Half a dozen residents spoke at a public hearing on a proposed zoning change for a section of Teetsel Street off Route 212. The hearing preceded the regular village board meeting on February 19.
Richard Rothe has proposed a change in the zoning on a part of Teetsel Street from B-2 (business) to R-2 (single and two-family homes). The change would allow him to seek a special-use permit to build twelve townhouse units on the property. The R-2 zone does not allow townhouses, which are attached row houses rather than free-standing one or two-family structures. The village planning board approved a subdivision of Rothe’s 2.5-acres into six lots in 2006, but the zoning precluded construction of townhouses on the lots.
The speakers opposed the proposal, with most citing traffic problems for residents attempting to merge onto Route 212. Pointing out that the current zoning would allow for up to six two-family houses, Rothe said the zoning change would not create more traffic than the current zoning already allows.
Mark Imhoff, who lives on Teetsel Street, would not like to be told how he could use his property. However, “the infrastructure on Teetsel Street is not such that we can handle any more traffic,” he said. The street was so narrow at Route 212 that “if a truck is delivering fuel oil to someone’s house you have to wait till he’s done so you can get out.”
Imhoff also cited the sewer system, which is 100 years old and cannot handle the current waste, let alone additional waste. The village water supply could not handle the additional demand, either..
Mayor William Murphy corrected Imhoff on one point. The current demand for water is 800,000 gallons, while the system can provide 1.28 million.
Bill Washburn, also a resident, said the current zoning “would work out perfect on that street.” Townhouses wouldn’t. “It’s just too much,” he said. “You guys are going to have to cite eminent domain. You will have to widen that road.”
Washburn seconded Imhoff’s assertion that the road is so narrow that the road would be blocked if an emergency or service vehicle were parked on it.
John Livermore, who does not live on Teetsel Street, said he sympathizes with the residents. His main concern, he said, was his belief that Richard Rothe does poor quality work, based on one experience.
Rothe later described the projects he has constructed around Saugerties as evidence that he produces quality structures. “I employ local people,” he added, “and I spend my money and donate my time here in my community.”
Other speakers elaborated on the inadequacy of the road to handle the additional traffic and the sewer to handle additional effluent. Mayor Murphy said the village was working on street and sewer-line improvement. Trustee Donald Hackett said money has tentatively been set aside for sewer-line improvement on Teetsel Street.
Not changing the zoning would not mean that nothing could be built on the lots he owns. “Right now, as it stands, we could put a factory in there,” argued Rothe. “We could put a bowling alley.
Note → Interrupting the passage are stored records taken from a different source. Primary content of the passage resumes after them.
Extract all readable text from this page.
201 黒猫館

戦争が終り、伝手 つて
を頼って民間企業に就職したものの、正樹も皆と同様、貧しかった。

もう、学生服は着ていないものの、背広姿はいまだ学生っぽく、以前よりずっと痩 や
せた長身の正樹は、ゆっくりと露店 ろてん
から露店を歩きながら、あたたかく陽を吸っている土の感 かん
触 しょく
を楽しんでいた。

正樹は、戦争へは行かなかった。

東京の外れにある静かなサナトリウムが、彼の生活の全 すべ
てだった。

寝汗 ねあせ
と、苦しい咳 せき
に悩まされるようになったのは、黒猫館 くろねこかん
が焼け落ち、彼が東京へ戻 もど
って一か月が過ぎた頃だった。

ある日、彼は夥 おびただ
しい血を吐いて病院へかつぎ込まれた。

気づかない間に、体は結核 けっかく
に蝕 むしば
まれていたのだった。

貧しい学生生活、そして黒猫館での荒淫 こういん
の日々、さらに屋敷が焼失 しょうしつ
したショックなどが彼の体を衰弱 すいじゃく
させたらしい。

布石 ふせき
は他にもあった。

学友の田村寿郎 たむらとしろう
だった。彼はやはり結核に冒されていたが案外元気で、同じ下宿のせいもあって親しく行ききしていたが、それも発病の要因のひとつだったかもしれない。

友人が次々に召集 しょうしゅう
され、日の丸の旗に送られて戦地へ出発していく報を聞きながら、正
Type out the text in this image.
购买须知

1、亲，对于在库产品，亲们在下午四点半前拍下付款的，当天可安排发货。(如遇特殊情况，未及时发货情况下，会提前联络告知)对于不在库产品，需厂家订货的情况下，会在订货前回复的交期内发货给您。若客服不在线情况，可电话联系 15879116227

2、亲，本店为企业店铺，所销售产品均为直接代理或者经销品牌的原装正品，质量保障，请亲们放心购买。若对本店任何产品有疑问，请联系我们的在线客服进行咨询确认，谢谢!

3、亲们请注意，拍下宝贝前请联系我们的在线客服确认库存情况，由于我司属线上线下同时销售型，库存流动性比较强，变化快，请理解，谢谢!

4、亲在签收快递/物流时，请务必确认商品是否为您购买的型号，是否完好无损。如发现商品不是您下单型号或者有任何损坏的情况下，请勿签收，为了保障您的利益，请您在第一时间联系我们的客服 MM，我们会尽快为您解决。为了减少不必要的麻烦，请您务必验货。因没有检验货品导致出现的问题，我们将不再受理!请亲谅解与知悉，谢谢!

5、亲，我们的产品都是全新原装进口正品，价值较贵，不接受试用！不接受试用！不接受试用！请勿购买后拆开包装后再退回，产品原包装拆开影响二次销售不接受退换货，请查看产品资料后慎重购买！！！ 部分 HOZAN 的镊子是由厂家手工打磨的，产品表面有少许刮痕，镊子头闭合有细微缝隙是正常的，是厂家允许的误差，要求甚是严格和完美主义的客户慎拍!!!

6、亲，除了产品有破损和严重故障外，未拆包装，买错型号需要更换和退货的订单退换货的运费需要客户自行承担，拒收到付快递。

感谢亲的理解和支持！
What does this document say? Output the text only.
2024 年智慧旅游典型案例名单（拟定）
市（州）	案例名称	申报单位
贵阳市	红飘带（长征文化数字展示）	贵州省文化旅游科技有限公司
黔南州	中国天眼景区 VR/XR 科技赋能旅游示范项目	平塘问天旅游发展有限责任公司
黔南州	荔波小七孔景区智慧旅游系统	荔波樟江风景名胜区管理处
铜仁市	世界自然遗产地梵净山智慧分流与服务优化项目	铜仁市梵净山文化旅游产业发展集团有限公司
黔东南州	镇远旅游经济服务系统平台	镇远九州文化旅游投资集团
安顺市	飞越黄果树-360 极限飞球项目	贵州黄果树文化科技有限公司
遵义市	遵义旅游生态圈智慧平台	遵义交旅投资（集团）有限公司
I just want people to understand what we’re hearing tonight.”
Rothe defended townhouses. “Mr. Washburn said he would be okay with two-family units. I don’t understand the logic behind the difference between six two-family unit and twelve townhouses,” Rothe said. “I threw the number twelve out there because it is no more than what could be developed there with nothing more than a building permit.”
Rother noted in a prepared statement that he was a lifelong resident of the town as well as a local businessman. “You may be familiar with some of the projects my company has performed over the past 15 years: Paraco [gas] Building, Bella Luna Restaurant, townhouses located behind Stella’s, and the interior renovations we recently completed at the Ohana Café. My engineering company also designed and gained approval for the Boys and Girls Club located adjacent to the village hall, a 100 percent donation to the youth of Saugerties.” Rothe also listed a number of activities in which he is involved.
Rothe noted has been paying taxes for a decade on this property. “If I can develop it in a way that provides taxes for the town, decent places for people to live and generates some income for me, everyone wins,” he argued. “I’m simply asking you to look at this proposal with an open mind.” The land uses permitted in the current zoning of the property are not appropriate for the neighborhood, he said. While he would be allowed to build the same number of units in free standing two-family houses, the townhouse design would allow him to cluster all the houses on the most buildable portion of the property.
Murphy said the board would probably make a decision at its next meeting on March 4.